In the instalment folder you’ll find two JSON files containing IP information, one for bartb.ie
(ip-bartb.json
), and one for podfeet.com
(ip-podfeet.json
), both contain a single JSON dictionary.
If we pipe both of these files into jq
we’ll see that it outputs one dictionary after the other with nothing but a newline character separating the end of the first dictionary form the start of the second:
cat ip* | jq
If we add a jq filter to extract the continent code we’ll see we get two strings, one for each top-level JSON item in the input. The command:
cat ip* | jq '.continentCode'
Produces the output:
"EU"
"AM"
Sometimes it’s useful to automatically combine all the inputs into a single top-level JSON object so the filter only gets applied once, you can use the --slurp
or -s
flag to do that.
We can see that if we slurp our two IP details JSON files into jq
we now get a single output which is an array containing the objects from both files:
cat ip* | jq -s
It’s also possible for a jq filter to expand a single input into multiple outputs. When a filter expands one input into many, and when there are many inputs, all outputs from the first input will appear before those from the second etc..

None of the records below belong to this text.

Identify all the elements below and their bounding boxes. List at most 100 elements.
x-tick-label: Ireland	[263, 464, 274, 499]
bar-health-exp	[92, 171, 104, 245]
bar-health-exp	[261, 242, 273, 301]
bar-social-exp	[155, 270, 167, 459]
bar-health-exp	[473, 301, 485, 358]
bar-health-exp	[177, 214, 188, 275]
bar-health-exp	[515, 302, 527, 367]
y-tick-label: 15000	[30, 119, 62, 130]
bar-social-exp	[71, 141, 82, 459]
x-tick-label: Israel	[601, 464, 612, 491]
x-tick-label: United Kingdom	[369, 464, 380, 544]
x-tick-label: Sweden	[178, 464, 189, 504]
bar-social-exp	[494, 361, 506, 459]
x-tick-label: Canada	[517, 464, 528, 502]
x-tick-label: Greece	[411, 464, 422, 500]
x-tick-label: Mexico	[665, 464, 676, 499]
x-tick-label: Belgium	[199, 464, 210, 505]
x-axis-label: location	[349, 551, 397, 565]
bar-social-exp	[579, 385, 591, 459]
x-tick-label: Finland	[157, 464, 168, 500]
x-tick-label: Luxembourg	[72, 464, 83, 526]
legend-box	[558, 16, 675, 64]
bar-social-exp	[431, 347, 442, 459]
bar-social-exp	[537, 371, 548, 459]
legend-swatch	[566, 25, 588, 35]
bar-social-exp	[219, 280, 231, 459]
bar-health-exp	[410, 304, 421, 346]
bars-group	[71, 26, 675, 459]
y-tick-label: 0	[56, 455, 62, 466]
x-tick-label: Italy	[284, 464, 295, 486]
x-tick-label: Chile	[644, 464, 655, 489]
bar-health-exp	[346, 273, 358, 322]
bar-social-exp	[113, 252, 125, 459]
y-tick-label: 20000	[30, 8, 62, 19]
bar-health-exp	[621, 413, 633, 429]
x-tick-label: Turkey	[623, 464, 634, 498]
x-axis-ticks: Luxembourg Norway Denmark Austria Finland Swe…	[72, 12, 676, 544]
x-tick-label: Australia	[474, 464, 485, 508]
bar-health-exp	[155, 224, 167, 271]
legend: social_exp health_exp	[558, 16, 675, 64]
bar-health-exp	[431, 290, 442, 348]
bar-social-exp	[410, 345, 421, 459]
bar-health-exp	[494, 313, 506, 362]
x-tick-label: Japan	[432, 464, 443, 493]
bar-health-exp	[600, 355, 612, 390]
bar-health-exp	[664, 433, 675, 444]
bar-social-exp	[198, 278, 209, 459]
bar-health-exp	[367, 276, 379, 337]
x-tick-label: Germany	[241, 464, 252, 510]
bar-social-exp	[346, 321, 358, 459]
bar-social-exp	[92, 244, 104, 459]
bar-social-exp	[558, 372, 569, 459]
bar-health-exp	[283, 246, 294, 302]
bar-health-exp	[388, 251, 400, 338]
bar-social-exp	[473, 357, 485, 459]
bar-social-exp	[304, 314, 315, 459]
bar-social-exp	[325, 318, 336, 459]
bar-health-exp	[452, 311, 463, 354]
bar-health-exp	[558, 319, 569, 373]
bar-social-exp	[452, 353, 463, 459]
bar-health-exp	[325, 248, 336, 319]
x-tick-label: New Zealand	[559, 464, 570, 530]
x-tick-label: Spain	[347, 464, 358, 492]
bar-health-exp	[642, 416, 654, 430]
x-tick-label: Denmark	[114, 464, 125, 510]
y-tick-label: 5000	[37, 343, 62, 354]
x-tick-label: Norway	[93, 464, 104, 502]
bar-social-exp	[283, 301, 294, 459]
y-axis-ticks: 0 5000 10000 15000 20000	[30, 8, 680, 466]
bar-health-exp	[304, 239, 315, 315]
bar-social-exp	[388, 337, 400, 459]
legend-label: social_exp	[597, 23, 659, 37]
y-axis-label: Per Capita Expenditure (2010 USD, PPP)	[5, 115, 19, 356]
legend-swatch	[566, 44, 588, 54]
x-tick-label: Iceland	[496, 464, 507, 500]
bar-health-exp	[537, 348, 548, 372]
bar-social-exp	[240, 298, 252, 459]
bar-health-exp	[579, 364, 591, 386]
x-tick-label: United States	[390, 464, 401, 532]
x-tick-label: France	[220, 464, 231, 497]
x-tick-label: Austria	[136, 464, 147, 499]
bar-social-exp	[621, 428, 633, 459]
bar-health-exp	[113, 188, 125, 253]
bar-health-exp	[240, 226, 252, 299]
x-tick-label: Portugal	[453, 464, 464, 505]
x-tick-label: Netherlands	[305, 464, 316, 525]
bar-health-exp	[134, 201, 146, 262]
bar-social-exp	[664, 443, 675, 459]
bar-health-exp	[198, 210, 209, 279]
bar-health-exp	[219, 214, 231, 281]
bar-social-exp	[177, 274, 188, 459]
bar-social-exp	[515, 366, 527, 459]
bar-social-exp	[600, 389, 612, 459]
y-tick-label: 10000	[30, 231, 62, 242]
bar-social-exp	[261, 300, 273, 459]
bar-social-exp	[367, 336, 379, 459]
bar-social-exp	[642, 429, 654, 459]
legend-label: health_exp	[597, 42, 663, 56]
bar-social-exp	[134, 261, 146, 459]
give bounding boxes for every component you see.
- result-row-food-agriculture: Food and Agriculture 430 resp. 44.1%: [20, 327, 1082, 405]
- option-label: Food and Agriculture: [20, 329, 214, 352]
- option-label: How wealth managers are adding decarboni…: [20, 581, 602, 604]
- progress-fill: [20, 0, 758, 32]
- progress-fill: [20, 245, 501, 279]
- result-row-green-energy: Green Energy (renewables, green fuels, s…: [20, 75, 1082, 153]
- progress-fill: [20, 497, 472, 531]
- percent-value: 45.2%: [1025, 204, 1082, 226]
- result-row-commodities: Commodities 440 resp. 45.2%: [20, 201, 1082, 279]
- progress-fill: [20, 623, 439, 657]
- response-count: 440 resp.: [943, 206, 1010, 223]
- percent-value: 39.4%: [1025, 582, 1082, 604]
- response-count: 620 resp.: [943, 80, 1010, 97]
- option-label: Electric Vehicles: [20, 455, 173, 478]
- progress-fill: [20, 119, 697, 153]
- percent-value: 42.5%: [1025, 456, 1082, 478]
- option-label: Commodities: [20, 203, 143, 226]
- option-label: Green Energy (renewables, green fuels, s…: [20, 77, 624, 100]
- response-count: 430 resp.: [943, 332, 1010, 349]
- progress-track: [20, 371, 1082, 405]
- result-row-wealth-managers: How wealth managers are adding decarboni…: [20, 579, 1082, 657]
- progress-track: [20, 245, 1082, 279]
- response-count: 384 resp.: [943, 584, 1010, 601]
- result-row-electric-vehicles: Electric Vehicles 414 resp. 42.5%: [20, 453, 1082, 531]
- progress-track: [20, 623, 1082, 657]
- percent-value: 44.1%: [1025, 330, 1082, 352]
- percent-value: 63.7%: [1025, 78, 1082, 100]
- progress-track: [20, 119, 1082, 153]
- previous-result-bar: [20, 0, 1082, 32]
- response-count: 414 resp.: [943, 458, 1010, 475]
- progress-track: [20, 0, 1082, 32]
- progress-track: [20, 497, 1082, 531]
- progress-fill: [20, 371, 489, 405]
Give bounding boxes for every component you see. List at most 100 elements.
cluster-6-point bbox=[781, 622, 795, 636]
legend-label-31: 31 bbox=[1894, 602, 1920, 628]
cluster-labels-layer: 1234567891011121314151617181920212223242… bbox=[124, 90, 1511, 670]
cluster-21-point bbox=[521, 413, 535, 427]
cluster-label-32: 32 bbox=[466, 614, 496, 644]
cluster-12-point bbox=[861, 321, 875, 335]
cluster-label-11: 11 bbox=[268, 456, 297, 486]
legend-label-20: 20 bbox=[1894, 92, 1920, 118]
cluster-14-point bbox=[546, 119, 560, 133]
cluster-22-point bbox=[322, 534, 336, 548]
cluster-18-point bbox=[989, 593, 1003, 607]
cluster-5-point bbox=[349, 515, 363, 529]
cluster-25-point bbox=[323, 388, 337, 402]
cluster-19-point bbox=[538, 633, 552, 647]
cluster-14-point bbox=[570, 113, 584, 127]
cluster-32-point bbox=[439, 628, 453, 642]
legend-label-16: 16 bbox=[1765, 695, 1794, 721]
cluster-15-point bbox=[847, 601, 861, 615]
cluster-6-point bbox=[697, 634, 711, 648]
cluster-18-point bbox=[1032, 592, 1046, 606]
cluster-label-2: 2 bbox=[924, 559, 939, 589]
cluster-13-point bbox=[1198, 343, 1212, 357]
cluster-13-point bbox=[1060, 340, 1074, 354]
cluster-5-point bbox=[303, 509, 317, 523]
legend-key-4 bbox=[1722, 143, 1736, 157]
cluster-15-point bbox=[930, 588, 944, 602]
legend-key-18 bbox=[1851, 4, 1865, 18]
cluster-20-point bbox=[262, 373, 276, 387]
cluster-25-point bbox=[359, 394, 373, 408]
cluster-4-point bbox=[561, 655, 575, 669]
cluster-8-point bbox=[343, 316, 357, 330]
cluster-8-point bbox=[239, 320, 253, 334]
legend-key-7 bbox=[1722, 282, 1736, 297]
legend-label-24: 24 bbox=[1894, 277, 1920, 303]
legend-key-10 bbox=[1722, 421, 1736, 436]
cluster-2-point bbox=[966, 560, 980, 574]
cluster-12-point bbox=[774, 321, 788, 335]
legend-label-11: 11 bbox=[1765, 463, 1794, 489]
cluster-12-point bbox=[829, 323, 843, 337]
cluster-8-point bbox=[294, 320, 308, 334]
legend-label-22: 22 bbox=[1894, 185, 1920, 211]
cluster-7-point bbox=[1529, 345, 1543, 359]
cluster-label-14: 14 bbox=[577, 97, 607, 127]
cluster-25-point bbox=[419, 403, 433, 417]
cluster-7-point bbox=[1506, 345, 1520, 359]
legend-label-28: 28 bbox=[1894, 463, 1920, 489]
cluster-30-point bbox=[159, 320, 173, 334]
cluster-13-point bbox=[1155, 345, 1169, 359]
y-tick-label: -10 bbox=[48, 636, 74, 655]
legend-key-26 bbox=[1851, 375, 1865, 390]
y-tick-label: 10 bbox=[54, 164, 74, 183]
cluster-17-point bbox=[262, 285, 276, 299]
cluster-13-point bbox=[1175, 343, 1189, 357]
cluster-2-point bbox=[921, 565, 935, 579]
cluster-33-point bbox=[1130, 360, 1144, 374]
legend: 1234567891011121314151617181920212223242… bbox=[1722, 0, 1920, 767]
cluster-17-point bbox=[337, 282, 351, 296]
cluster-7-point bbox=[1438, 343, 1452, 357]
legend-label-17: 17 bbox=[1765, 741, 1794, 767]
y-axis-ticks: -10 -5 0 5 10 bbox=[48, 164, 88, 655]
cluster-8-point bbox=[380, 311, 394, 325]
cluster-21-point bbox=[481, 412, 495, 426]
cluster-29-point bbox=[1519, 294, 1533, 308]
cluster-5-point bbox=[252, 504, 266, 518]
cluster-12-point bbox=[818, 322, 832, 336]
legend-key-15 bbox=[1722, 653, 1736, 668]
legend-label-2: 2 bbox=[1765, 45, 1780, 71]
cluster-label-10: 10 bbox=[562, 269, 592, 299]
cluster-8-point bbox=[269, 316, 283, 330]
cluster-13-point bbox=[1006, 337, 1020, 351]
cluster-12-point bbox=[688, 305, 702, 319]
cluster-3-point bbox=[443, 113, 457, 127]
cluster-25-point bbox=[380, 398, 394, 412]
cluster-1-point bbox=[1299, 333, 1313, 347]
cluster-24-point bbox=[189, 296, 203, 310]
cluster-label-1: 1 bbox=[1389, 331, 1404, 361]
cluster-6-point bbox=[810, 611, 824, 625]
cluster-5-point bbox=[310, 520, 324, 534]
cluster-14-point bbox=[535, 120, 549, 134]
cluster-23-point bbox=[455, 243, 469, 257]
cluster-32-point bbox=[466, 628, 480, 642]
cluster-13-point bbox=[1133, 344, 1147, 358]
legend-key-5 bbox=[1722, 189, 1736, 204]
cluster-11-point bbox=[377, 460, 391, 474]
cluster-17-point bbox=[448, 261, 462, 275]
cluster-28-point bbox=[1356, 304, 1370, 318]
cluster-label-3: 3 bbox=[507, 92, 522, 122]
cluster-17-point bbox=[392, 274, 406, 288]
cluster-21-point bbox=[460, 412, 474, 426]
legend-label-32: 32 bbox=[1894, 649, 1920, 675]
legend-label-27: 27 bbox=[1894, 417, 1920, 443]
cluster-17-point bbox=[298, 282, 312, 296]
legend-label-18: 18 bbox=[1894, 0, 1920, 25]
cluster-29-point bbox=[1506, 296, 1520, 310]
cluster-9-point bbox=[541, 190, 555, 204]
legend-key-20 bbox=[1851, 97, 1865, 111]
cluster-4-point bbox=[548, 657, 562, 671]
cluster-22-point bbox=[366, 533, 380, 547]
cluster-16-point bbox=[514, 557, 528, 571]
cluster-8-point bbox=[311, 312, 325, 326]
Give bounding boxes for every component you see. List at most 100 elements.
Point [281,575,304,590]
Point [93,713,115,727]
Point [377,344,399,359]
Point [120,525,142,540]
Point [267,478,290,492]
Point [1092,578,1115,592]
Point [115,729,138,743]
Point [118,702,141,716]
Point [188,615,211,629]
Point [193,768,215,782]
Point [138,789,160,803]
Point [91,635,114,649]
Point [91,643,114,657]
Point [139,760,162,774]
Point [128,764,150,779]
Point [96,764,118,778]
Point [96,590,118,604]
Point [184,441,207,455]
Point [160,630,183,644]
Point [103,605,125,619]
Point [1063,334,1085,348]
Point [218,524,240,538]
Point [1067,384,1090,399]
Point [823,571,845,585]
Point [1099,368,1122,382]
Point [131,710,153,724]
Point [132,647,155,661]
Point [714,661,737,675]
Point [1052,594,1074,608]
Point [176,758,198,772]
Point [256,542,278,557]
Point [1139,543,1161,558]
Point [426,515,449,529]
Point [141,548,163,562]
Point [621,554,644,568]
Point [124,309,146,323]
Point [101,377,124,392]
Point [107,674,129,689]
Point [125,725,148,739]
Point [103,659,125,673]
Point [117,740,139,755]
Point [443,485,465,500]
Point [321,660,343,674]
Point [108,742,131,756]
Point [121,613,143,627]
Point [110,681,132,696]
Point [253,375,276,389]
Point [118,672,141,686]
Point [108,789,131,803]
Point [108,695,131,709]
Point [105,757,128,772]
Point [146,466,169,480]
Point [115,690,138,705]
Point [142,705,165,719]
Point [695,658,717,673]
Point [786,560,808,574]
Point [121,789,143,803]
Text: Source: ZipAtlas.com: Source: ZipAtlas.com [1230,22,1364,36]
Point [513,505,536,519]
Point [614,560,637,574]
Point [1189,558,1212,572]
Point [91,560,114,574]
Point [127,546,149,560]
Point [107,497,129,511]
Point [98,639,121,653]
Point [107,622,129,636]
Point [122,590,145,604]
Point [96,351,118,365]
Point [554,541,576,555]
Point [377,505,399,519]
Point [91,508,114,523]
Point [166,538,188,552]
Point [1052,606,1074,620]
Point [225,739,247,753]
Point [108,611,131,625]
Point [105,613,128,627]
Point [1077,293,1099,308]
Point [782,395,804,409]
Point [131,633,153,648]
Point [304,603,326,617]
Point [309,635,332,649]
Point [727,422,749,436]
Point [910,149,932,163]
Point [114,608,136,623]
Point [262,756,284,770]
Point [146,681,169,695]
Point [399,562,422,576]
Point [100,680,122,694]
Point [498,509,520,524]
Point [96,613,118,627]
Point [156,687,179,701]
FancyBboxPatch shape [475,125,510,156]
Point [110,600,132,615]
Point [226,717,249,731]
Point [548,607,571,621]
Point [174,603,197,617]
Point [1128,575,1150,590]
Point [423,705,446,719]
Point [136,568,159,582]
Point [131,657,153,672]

There are many ways in which a jq filter can expand outputs, but we’ll look at just two in this instalment.
Extracting Multiple Values with ,
To extract multiple values from a single input, simply separate the values you want to extract with a comma (,
). For example, we can extract the name and version from our example NPM package file with:
jq '.name, .version' this-ti.me-package.json
We can similarly extract the city, continent name, and continent code from our two sample IP data files with:
cat ip* | jq '.cityName, .continent, .continentCode'
This outputs:
"Amsterdam"
"Europe"
"EU"
"San Francisco"
"Americas"
"AM"
As you can see, we first get all three outputs from the first input, then all three values from the second.
Exploding Arrays with []
Another way to get multiple outputs from a single input is extract multiple elements from a single array. This is done with variations on the syntax for extracting a single element.
Firstly, to extract all the elements simply use a completely blank array index, i.e. append []
. Switching back to our example NPM package file, we can explode the array of keywords into separate values with the command:
jq '.keywords[]' this-ti.me-package.json
This produces the output:
"JavaScript"
"timezones"
We can also extract multiple specific values by separating indexes with a comma. Switching back to our Nobel Prizes data file, we can get the first and last prizes with:
jq '.prizes[0,-1]' NobelPrizes.json
Suppressing Errors with ?
Before we start triggering errors, note that when you ask jq to extract an element that does not exist you get null
as the result. Let's use our example NPM package file for these examples — if we ask for the value from the non-existent top-level key waffles
we get null
:
jq '.waffles' this-ti.me-package.json
We also get null if we treat this non-existent key as a dictionary or even an array:
jq '.waffles.pancakes' this-ti.me-package.json
jq '.waffles[1]' this-ti.me-package.json
Where we start to get errors by default is when we try to explode a non-existent array into its values. For example, when we use the command below to try explode the non-existent array waffles
we get the error Cannot iterate over null:
jq '.waffles[]' this-ti.me-package.json
We can append a ?
suppress this error, in which case the filter will return no output at all rather than throwing an error:
jq '.waffles[]?' this-ti.me-package.json
Final Thoughts
We’ve now seen how to use jq filters to reach into JSON data structures and extract specific pieces of information. We’ve also seen that the jq
command can process multiple inputs in parallel, and produce multiple outputs. More than that, we’ve seen that jq filters can expand single inputs into multiple outputs.
This support for parallelism is critical to the next conceptual leaps — jq filter chaining, and jq functions. These are the next concepts we’ll be exploring in the series.